Now a team led by scientists at Berkeley Lab has developed a method to simulate the weathering and soiling roofs undergo to reproduce in less than three days the solar reflectance and thermal emittance of roofing products naturally aged for three years.

The process has now been adopted by standards body ASTM International as standard practice for the industry.

“What we’ve created is essentially a cool roof time machine,” Ronnen Levinson of Berkeley Lab’s Heat Island Group said. “By reducing product rating time to three days from three years, our new ASTM standard practice will speed the introduction of high-performance cool roofs not only in the United States, but around the world.”

The new standard has been endorsed by the CRRC, which in turn means it is now part of California’s building code, specifically Title 24 Building Energy Efficiency Standards. Research is now underway to adapt the method for use in China, India and Europe.

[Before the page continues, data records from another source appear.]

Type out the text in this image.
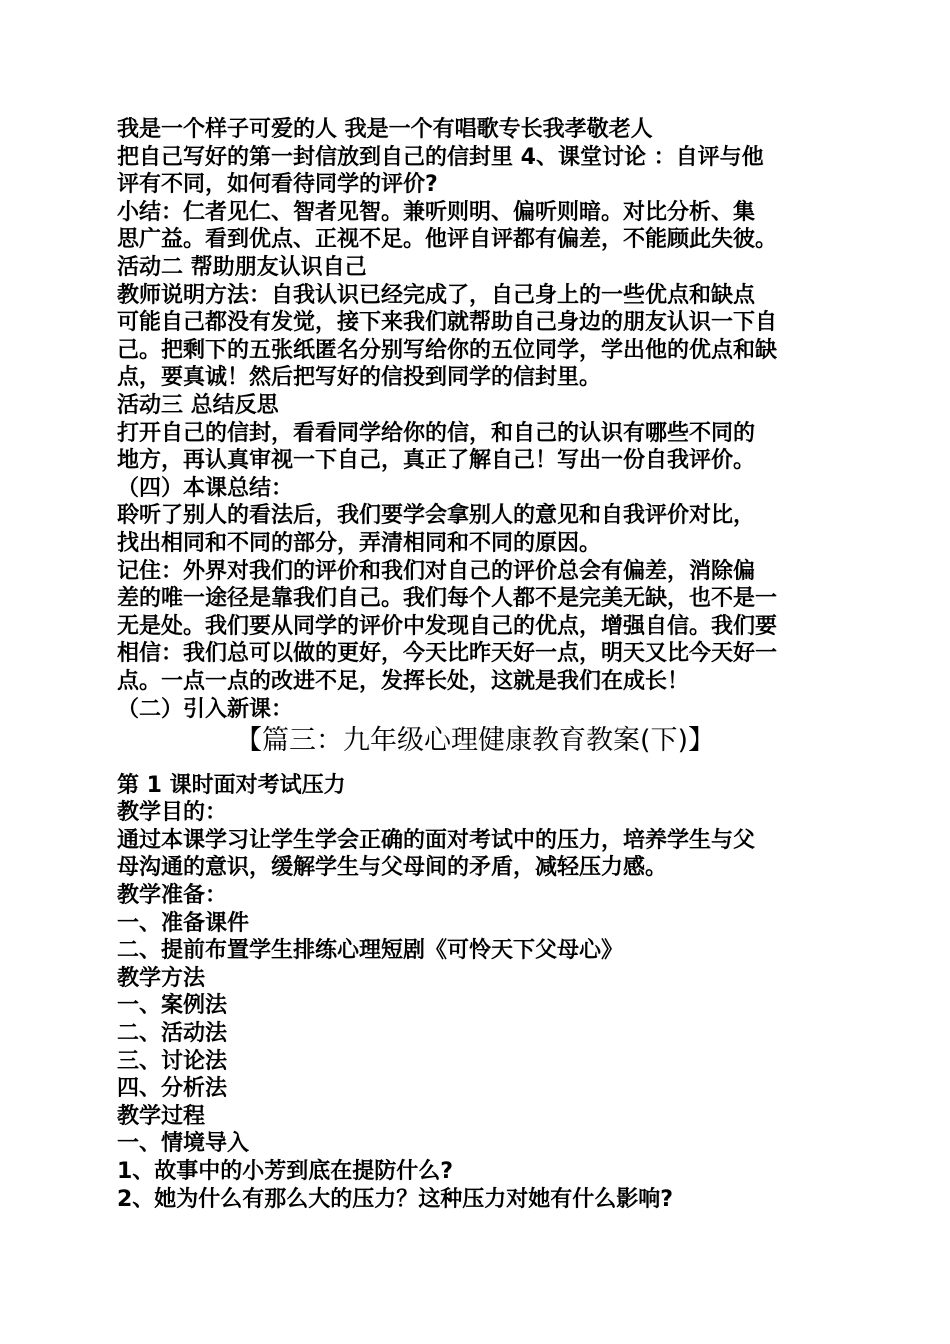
我是一个样子可爱的人 我是一个有唱歌专长我孝敬老人
把自己写好的第一封信放到自己的信封里 4、课堂讨论 ：自评与他
评有不同，如何看待同学的评价?
小结：仁者见仁、智者见智。兼听则明、偏听则暗。对比分析、集
思广益。看到优点、正视不足。他评自评都有偏差，不能顾此失彼。
活动二 帮助朋友认识自己
教师说明方法：自我认识已经完成了，自己身上的一些优点和缺点
可能自己都没有发觉，接下来我们就帮助自己身边的朋友认识一下自
己。把剩下的五张纸匿名分别写给你的五位同学，学出他的优点和缺
点，要真诚！然后把写好的信投到同学的信封里。
活动三 总结反思
打开自己的信封，看看同学给你的信，和自己的认识有哪些不同的
地方，再认真审视一下自己，真正了解自己！写出一份自我评价。
（四）本课总结：
聆听了别人的看法后，我们要学会拿别人的意见和自我评价对比，
找出相同和不同的部分，弄清相同和不同的原因。
记住：外界对我们的评价和我们对自己的评价总会有偏差，消除偏
差的唯一途径是靠我们自己。我们每个人都不是完美无缺，也不是一
无是处。我们要从同学的评价中发现自己的优点，增强自信。我们要
相信：我们总可以做的更好，今天比昨天好一点，明天又比今天好一
点。一点一点的改进不足，发挥长处，这就是我们在成长！
（二）引入新课：
【篇三：九年级心理健康教育教案(下)】
第 1 课时面对考试压力
教学目的：
通过本课学习让学生学会正确的面对考试中的压力，培养学生与父
母沟通的意识，缓解学生与父母间的矛盾，减轻压力感。
教学准备：
一、准备课件
二、提前布置学生排练心理短剧《可怜天下父母心》
教学方法
一、案例法
二、活动法
三、讨论法
四、分析法
教学过程
一、情境导入
1、故事中的小芳到底在提防什么?
2、她为什么有那么大的压力？这种压力对她有什么影响?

The method involves putting a piece of the roof material in a commercial weathering apparatus, exposing it to cycles of heat, moisture and ultraviolet light for one day. Then a soiling apparatus sprays a calibrated aqueous soiling mixture of dust, soot, particulate organic matter and salts for about 10 seconds. After it dries, it goes back in the weathering apparatus for one more day to simulate the cleaning effects of dew and rain.

The method was applied to 25 different roof products, including single-ply membranes, coatings, tiles and asphalt shingles, and reproduced – in less than three days – the CRRC’s three-year aged values of solar reflectance.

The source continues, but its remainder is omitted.